When we "add funds" to the wallet through a particular means, we are actually effecting a withdrawal of money exactly akin to any other transaction using that means.

For example, when the digital wallet owner debits his credit card to add funds, the wallet service provider (WSP) acts like any other merchant establishment to the credit-card issuer where the cardholder would have swiped the card.

The WSP incurs the charge which the card issuer charges any merchant establishment, which could range from 1-3 per cent.

Hence, if the added value is 100 units of a currency, the wallet shall receive, say, 98 units.

Since these are nascent businesses, many wallets continue to show full value of 100 as these companies fund the discount themselves.

The physical funds seen as the digital wallet balance continue to lie in a bank account that the wallet maintains - albeit in a fiduciary capacity.

The WSP has only a restricted access to those funds, which can be used only for the purpose that the wallet holder directs the services provider to. The WSP is actually required to be licensed by the regulators in most jurisdictions.

The WSP maintains a ledger account, in its own books, of all the entities that have opened accounts with them.

When a transfer is made, it just transfers the funds, in its ledger, from the payee's account to the recipient's account and reflects this in the wallet that each sees on his respective smartphone.

As the WSP holds a very large number of wallet accounts, it maintains what in banking parlance is termed as a "float" - cheap funds that are available to the bank with which the WSP maintains its account.

For maintaining this float, the bank might reward the WSP with some complimentary services which offset some of the costs that the WSP incurs, including the discount it has to pay upon receiving funds from a credit/debit card.

In addition, the WSP's revenues arise from the fee that it charges for the transfer of funds out of the wallet.

When the wallet holder wishes to transfer funds from the wallet out into his own bank account or any other instrument, then there is an actual flow of funds from the WSP's bank account into that instrument.

FAILURE TO INNOVATE AND READ THE MARKET

The card-issuing companies have a very long presence in the payments space. However, in the view of this writer, the emergence of digital payments and wallets is the direct outcome of the smugness and lack of innovation in these enterprises.

While the need to make payments and transfers pervades across all segments of social strata and across geographies, these organisations continued to focus on the market segments that were relatively economically advanced, urbanised and savvy enough to afford the plastic and to understand its working.

Until the wallets started eating into their space, they seldom made efforts to extend themselves lower down the rungs and actually try and reach the bottom of the pyramid.

"The card-issuing companies have a very long presence in the payments space... The emergence of digital payments and wallets is the direct outcome of the smugness and lack of innovation in these enterprises."

They remained content with maximising the various types of charges which their customers - the cardholders and merchants - incurred.

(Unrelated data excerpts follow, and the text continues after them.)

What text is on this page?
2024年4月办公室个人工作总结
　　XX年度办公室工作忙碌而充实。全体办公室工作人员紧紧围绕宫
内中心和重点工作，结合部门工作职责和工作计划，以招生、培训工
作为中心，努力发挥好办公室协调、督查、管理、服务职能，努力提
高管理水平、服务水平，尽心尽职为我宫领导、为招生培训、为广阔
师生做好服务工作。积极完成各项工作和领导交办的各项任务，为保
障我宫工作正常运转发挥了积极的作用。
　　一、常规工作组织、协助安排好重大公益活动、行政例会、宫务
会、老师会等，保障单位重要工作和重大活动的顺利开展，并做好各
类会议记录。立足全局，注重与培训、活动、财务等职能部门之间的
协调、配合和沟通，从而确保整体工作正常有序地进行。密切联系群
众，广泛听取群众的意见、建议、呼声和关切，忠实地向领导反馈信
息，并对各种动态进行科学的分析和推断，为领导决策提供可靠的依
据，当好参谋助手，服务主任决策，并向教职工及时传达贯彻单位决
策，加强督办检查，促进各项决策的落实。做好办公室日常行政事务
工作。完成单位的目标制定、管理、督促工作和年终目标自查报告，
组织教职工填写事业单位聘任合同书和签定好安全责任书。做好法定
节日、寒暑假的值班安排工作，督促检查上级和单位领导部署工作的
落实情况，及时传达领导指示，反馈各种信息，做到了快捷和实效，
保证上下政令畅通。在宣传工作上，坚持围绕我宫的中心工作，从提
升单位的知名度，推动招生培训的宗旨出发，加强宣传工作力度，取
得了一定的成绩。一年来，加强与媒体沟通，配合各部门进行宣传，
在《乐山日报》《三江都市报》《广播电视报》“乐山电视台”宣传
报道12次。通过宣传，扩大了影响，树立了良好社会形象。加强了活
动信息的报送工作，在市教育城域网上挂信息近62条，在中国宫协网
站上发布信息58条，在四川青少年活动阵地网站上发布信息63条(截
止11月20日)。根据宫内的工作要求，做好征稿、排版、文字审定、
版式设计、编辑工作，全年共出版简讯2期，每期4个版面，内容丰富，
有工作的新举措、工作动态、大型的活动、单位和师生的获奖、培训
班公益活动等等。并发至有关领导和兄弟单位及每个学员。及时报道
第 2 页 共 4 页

As with most businesses intermediating between two counterparties and charging a brokerage or seeking "rent" (on point-of-sale real estate), the card providers have also had their moment of reckoning with the new breed of entrepreneurs and innovators seeking to eliminate all such opportunities.

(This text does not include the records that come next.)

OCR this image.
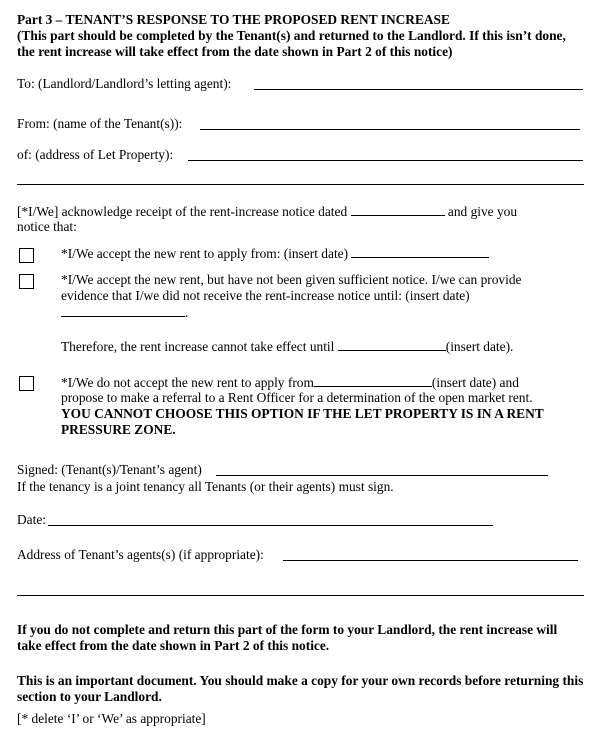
Part 3 – TENANT’S RESPONSE TO THE PROPOSED RENT INCREASE
(This part should be completed by the Tenant(s) and returned to the Landlord. If this isn’t done, the rent increase will take effect from the date shown in Part 2 of this notice)
To: (Landlord/Landlord’s letting agent):
From: (name of the Tenant(s)):
of: (address of Let Property):
[*I/We] acknowledge receipt of the rent-increase notice dated	and give you
notice that:
*I/We accept the new rent to apply from: (insert date)
*I/We accept the new rent, but have not been given sufficient notice. I/we can provide
evidence that I/we did not receive the rent-increase notice until: (insert date)
.
Therefore, the rent increase cannot take effect until	(insert date).
*I/We do not accept the new rent to apply from	(insert date) and
propose to make a referral to a Rent Officer for a determination of the open market rent.
YOU CANNOT CHOOSE THIS OPTION IF THE LET PROPERTY IS IN A RENT PRESSURE ZONE.
Signed: (Tenant(s)/Tenant’s agent)
If the tenancy is a joint tenancy all Tenants (or their agents) must sign.
Date:
Address of Tenant’s agents(s) (if appropriate):
If you do not complete and return this part of the form to your Landlord, the rent increase will take effect from the date shown in Part 2 of this notice.
This is an important document. You should make a copy for your own records before returning this section to your Landlord.
[* delete ‘I’ or ‘We’ as appropriate]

It has now reached a stage where each of the card-services providers has had no choice but to create its own digital-payment and wallet product.

It is too late - and unless these companies undergo a complete overhaul in their mindset, they have very tough challenges ahead.

Overall, wallets themselves shall continue to evolve until they can offer a seamless transfer to anyone across geographies. Until then, this is a space to watch out for.